Steffen Holly: Hier sehe ich vor allem großes Entwicklungspotenzial bei der öffentlichen Hand, denn Aufträge werden selten an Startups vergeben. Es gibt leider mit der luca App aktuell eine unrühmliche Ausnahme. Der Bund und die Länder haben so viele Gelder überwiesen, dass das eigentlich schon schwierig ist zu rechtfertigen. Aber das ist nur eine einzelne Geschichte. Grundsätzlich sollte man also die Vergaberichtlinien nochmal überarbeiten, denn auf die Kreativität von Startups können wir nicht verzichten. Vielleicht hilft dabei auch ein Partner, wie ein Beratungshaus, der bei der Politik das Vertrauen stärkt und für das richtige Setting sorgt. Das würde der Startup Community enorm helfen, denn der Investor “öffentliche Hand” ist extrem spannend und eine Zusammenarbeit würde beiden Seiten gut tun.
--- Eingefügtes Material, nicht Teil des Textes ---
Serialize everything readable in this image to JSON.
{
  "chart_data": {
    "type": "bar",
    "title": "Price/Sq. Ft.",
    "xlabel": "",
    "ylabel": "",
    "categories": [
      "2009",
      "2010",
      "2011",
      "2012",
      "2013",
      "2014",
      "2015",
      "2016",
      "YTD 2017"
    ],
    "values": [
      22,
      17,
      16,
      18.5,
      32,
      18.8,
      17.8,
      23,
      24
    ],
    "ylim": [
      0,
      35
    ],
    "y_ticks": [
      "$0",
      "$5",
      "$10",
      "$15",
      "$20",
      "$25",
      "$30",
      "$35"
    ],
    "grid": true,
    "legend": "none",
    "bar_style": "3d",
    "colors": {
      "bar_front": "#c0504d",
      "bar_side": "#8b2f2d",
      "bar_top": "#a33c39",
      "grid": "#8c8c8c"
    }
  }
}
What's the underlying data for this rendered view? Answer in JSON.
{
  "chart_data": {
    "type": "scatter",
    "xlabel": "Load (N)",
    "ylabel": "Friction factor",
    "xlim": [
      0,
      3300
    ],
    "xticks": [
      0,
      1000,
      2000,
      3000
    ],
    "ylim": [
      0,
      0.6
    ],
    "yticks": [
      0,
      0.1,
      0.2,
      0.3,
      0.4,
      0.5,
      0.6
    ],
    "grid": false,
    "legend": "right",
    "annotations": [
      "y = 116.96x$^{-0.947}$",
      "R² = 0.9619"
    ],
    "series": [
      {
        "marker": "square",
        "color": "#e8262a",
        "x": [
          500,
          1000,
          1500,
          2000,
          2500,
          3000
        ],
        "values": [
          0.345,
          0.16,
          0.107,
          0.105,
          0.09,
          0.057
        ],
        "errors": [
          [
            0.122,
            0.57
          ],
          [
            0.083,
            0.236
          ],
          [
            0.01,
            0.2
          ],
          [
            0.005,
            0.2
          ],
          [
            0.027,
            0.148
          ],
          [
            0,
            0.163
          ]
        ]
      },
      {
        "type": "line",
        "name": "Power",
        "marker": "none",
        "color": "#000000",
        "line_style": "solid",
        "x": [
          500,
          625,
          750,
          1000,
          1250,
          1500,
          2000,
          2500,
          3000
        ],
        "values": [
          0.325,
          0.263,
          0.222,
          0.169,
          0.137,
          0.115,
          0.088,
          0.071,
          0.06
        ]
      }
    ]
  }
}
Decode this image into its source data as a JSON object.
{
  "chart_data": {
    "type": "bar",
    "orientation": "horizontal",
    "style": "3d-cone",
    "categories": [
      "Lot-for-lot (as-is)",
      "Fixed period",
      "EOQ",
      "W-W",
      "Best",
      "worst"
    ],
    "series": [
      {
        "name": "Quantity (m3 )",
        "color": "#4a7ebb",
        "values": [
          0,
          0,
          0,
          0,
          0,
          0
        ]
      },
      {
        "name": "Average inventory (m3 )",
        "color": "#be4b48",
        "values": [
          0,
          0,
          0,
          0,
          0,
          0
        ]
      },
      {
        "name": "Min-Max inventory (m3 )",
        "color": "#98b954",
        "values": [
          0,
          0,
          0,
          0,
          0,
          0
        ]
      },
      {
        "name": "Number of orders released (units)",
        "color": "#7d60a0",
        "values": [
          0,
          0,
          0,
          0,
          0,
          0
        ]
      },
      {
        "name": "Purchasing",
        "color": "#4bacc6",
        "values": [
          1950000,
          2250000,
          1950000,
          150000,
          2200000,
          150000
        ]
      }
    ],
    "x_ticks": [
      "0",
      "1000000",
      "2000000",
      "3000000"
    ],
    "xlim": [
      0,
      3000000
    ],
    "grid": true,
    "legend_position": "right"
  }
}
Minh La: Das kann ich bestätigen. Bei unserer letzten Ausschreibung wurden wir von der Behörde auch als sehr innovativ und gut empfunden. Unsere Mitbewerber waren allesamt auch größere Mitbewerber. Schlussendlich haben wir den Zuschlag nicht bekommen, da wir ein Muss-Kriterium über die Liquiditätsanforderungen in Millionenhöhe über die vergangenen drei Jahre nicht erfüllen konnten. Wie sollen wir das als Startup schaffen? Das ist genau das! Ohne Ausschreibung sind wir immer vorne mit dabei, mit Ausschreibung wird es schwierig.

PwC: Unabhängig vom Aufwand, der auch dahinter steht, sind die Kriterien auch nicht auf Startups angepasst. Es ist generell viel Aufklärungsarbeit erforderlich. Alleine bei den Mitarbeiterbeteiligungsprogrammen sind wir Lichtjahre von den USA entfernt. Denn Startups können ihren Mitarbeitern nicht viele finanzielle Anreize zur Verfügung stellen – also beteiligt man sie lieber im Rahmen von ESOPs. Das ist allerdings noch nicht so populär.

Minh La: Wir würden uns auch wünschen, dass versprochene Zuschüsse auch leichter beantragbar sind. Dies haben wir auch bei Corona gemerkt. Da wurden vereinfachte Investments der staatlichen Hand für kleinere Startups versprochen, die wie letztlich hier vor Ort gar nicht beantragen konnten, da die örtlichen Mitarbeiter davon nicht in Kenntnis gesetzt wurden.

PwC: Zum Ende würde ich gerne nochmal auf die persönliche Ebene gehen. Was gibt euch regelmäßig wieder die Motivation und Energie, weiterzumachen? Wie könnt ihr mal abschalten?

Steffen Holly: Ich freue mich immer, wenn ich mir meine Gitarre schnappen kann. Dann schalte ich komplett ab.

Carmen Rommel: Bei mir ist es der Sport und die Arbeit im Garten. Dabei komme ich runter, kann mal durchatmen und neue Gedanken sammeln. Denn man kann nicht immer nur liefern, sondern muss seine Gedanken auch mal strukturieren: “Warum mache ist das? Was bringt mir das? Wo soll es hin gehen?”.

Minh La: Ich bekomme auch oft die Frage zu hören, warum ich mir das antue: “Warum lässt du eine gute Position und einen guten Job hinter dir. Warum tauschst du das gegen ein Startup?”. Aber am Ende des Tages kann ich die Welt vielleicht etwas zum Positiven verändern. Und der Rückhalt meiner Familie bestärkt mich enorm.

PwC: Wir sind natürlich froh, dass ihr mit einer solchen Energie die Themen treibt und als Startup Innovationen ermöglicht und die Wirtschaft prägt. Es kann nicht nur “große Tanker” geben, sondern es braucht auch viele kleine Schnellbote. Wir finden es daher auch immer super cool, wenn wir Euch helfen können.